A few individuals ultimately were advised not to have the second vaccine dose. But for the majority, physicians determined that the risk was minimal, and none of those accepting the second dose had further problems, St. Clair said.
That is likely to prove significant now that the Biden administration is requiring service members to be vaccinated against COVID-19, he noted — a total of more than 2.2 million people. Whereas his group found only 23 people experiencing reactions to the first dose through June 15 (the vaccine mandate was implemented in September but hasn’t been fully enforced yet), the number will surely increase by orders of magnitude. And even more so if the administration succeeds in its effort to require vaccination for all large civilian employers.
For their study, St. Clair and colleagues searched records of all individuals receiving COVID vaccinations at Walter Reed or the Defense Health Agency’s vaccination division. (Not all were necessarily active-duty personnel, he said — some may have been family members.) The 23 included for analysis were those experiencing reactions classified as either probable or possible anaphylaxis, or having potential “late” allergic reactions occurring more than 24 hours post-jab.
That classification followed standard criteria in which probable anaphylaxis was defined as reactions seen within 4 hours of vaccination that involved at least two of the following organ systems: dermatologic, respiratory, cardiovascular, or gastrointestinal. Possible anaphylaxis was defined as symptoms in just one of those systems within 4 hours, or involving two or more but delayed beyond 4 hours.
Skin testing was performed on some of these individuals as determined by their treating physicians, targeting polyethylene glycol 3350, polysorbate 20, and polysorbate 80, which are included in the mRNA vaccines and are known allergens. Some patients underwent skin testing with actual COVID vaccines taken from expired vials.
Three people had probable anaphylaxis and 12 had possible anaphylaxis after the first dose. Another four had non-urticarial rashes occurring more than 24 hours after dosing; four had mild effects but were referred anyway for evaluation.
The four people having mild effects got their second doses with no problems. Of the four experiencing the non-urticarial rashes, all were offered the second dose, three took it without having reactions, and the fourth decided not to have the second dose.
Among the three with probable anaphylaxis after the first dose, one underwent skin testing and, despite negative results, declined the second dose. The two others didn’t have the skin testing; one got the second dose without difficulty, and clinicians decided not to offer it to the other, “as this was early on in our vaccine campaign and we were a little more hesitant to give a second dose in patients with concern for an immediate reaction,” St.
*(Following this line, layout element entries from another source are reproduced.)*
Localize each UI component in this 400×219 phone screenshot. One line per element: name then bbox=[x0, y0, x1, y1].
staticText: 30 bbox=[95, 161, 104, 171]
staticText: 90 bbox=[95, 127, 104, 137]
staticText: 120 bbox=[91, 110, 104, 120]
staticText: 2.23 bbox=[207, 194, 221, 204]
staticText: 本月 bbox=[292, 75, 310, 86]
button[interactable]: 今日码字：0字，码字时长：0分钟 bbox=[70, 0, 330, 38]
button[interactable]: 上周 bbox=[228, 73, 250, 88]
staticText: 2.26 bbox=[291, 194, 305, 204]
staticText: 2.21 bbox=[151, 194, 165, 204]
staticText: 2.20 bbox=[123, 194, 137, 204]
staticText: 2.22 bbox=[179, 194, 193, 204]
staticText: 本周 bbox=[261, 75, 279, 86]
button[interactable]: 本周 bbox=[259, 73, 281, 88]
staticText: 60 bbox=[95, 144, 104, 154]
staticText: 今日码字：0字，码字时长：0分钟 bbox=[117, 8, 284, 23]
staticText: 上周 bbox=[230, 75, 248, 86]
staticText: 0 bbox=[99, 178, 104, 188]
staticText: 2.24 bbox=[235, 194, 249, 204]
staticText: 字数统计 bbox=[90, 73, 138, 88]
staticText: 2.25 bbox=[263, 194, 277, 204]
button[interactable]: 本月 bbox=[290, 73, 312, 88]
Clair said.
In the 12 with possible anaphylaxis, four then had skin testing, all negative, and all receiving the second dose without problems. Eight had no skin testing: four got second doses that went smoothly, three were offered but declined, and the last had “an underlying seizure disorder” and clinicians decided not to give the second dose.
Overall, St. Clair said, 15 of the 23 “tolerated the second dose with minimal to no adverse effects.” Another five refused the second dose “despite being offered”; and “two patients were advised against” second doses.
St. Clair also reported that two additional individuals had significant reactions after their second dose: one case of probable anaphylaxis and one of acute transverse myelitis that occurred late.
In summary, he said the study dovetailed with others showing that second mRNA vaccine doses could be tolerated in individuals having anaphylactic reactions to the first dose. “This highlights that first-dose anaphylaxis does not always mean they are allergic,” nor that one should expect the same reaction with later challenge.
Thus, the vaccines’ labels that call first-dose anaphylaxis a contraindication to second doses should be reconsidered, St. Clair concluded.
The authors had no relevant financial interests.